Moi — C’est vrai qu’il y a de la matière avec des zones pour chaque kaizen, celle pour la Chief Engineer, celle de nos « gembas code » réguliers et mes propres tableaux de pilotage financier.

X — Je te confirme qu’on voit bien que ceux-là vivent : il y a des post-its, des traces de feutre ou de crayon gris.

Moi, curieux — Alors ? Je sens que tu as vu quelque chose qui te chiffonne.

X — Il y a bien cette zone là-bas : vous y avez scotché un tas de captures-écran. Vous avez obtenu une belle grille, plutôt harmonieuse, mais il n’y a aucune trace de vie.
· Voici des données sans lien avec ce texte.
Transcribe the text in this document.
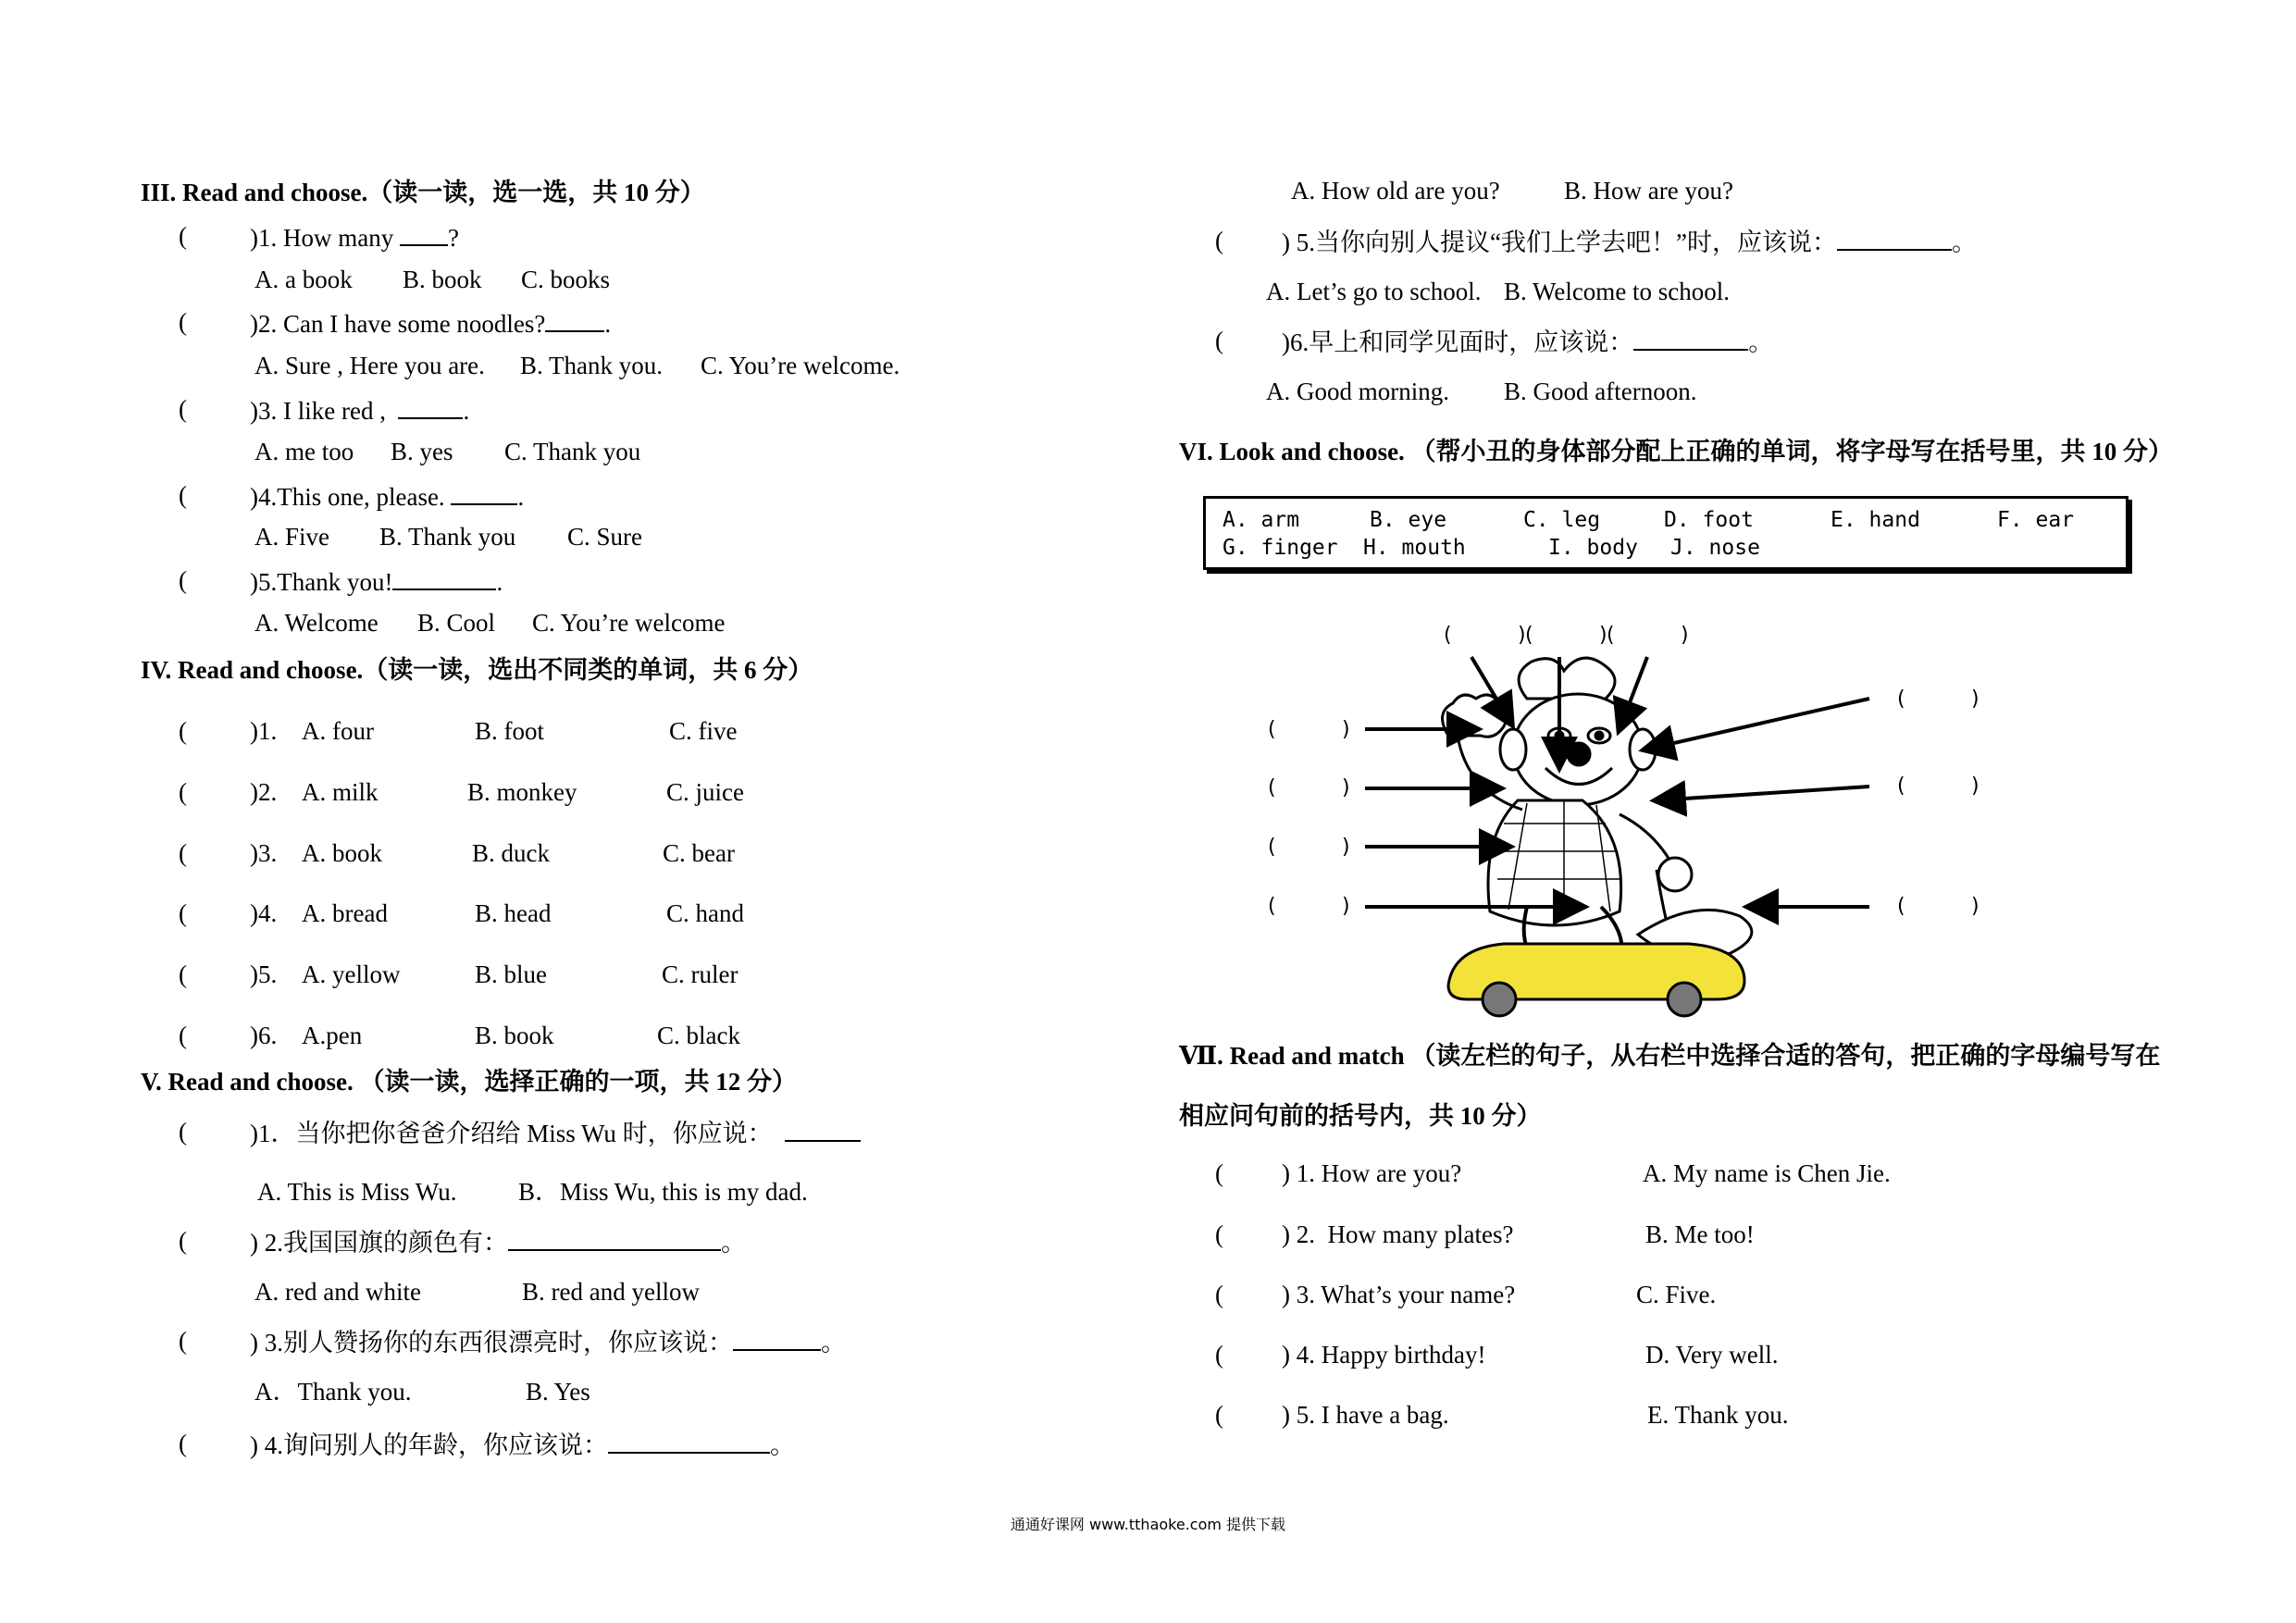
III. Read and choose.（读一读，选一选，共 10 分）
(	)1. How many ?
A. a book B. book C. books
(	)2. Can I have some noodles? .
A. Sure , Here you are. B. Thank you. C. You’re welcome.
(	)3. I like red ,	.
A. me too B. yes C. Thank you
(	)4.This one, please.	.
A. Five B. Thank you C. Sure
(	)5.Thank you!	.
A. Welcome B. Cool C. You’re welcome
IV. Read and choose.（读一读，选出不同类的单词，共 6 分）
(	)1. A. four	B. foot	C. five
(	)2. A. milk	B. monkey	C. juice
(	)3. A. book	B. duck	C. bear
(	)4. A. bread	B. head	C. hand
(	)5. A. yellow	B. blue	C. ruler
(	)6. A.pen	B. book	C. black
V. Read and choose. （读一读，选择正确的一项，共 12 分）
(	)1．当你把你爸爸介绍给 Miss Wu 时，你应说：
A. This is Miss Wu. B．Miss Wu, this is my dad.
(	) 2.我国国旗的颜色有：	。
A. red and white	B. red and yellow
(	) 3.别人赞扬你的东西很漂亮时，你应该说：	。
A．Thank you.	B. Yes
(	) 4.询问别人的年龄，你应该说：	。
A. How old are you?	B. How are you?
( ) 5.当你向别人提议“我们上学去吧！”时，应该说：	。
A. Let’s go to school. B. Welcome to school.
( )6.早上和同学见面时，应该说：	。
A. Good morning. B. Good afternoon.
VI. Look and choose. （帮小丑的身体部分配上正确的单词，将字母写在括号里，共 10 分）
A. arm	B. eye	C. leg	D. foot	E. hand	F. ear
G. finger H. mouth	I. body J. nose
(	) (	) (	)
(	)
(	)
(	)
(	)
(	)
(	)
(	)
Ⅶ. Read and match （读左栏的句子，从右栏中选择合适的答句，把正确的字母编号写在
相应问句前的括号内，共 10 分）
( ) 1. How are you?	A. My name is Chen Jie.
( ) 2.  How many plates?	B. Me too!
( ) 3. What’s your name?	C. Five.
( ) 4. Happy birthday!	D. Very well.
( ) 5. I have a bag.	E. Thank you.
通通好课网 www.tthaoke.com 提供下载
D’où ma question : qui la maintient dans ce coma artificiel ? Et plus important encore : pour qui ?

Des tableaux dans le vent
Des tableaux dans le vent

Moi — Je vais répondre à tes questions, mais laisse-moi faire un bref aparté : je suis toujours bluffé quand un sensei passe dans des bureaux et « voit » un truc aussi important et aussi rapidement.

X — En même temps, c’est à ça qu’on s’entraine tous les jours.

Moi — Donc pour revenir à ta question : lors de sa veille régulière, notre responsable communication en profite pour alimenter ce mur de la concurrence avec principalement des captures-écran de leurs sites web. Il nous a beaucoup servi pour affiner son périmètre quand elle est arrivée dans l’équipe. Et il me servait aussi dans mon rôle de Chief Engineer.

X — Et pourquoi ce mur est-il mort alors ?

Moi — Alors qu’elle prenait la mesure de son poste et qu’elle gagnait en confiance et en autonomie dans ses tâches, mon rôle aussi a changé : si je reste bien le gérant de No Parking, la casquette de Chief Engineer pour Opentime s’est déplacée sur la tête d’un autre membre de l’équipe.

X — Et tu l’aurais privé de ce qui te nourrissait !

Moi, espiègle — Vas-y tu peux y aller ! J’ai compris… Et je suis déjà en train de réfléchir comment redonner vie à ce mur depuis 5 minutes.

X, intriguée — Alors !?

Moi — Je sens qu’on va reparler « émotions » avec la Chief Engineer. Cela fait bientôt un an qu’on tourne autour : ce mur de la concurrence nous offre un beau terrain d’exploration pour un prochain gemba. Il devrait au passage changer de propriétaire.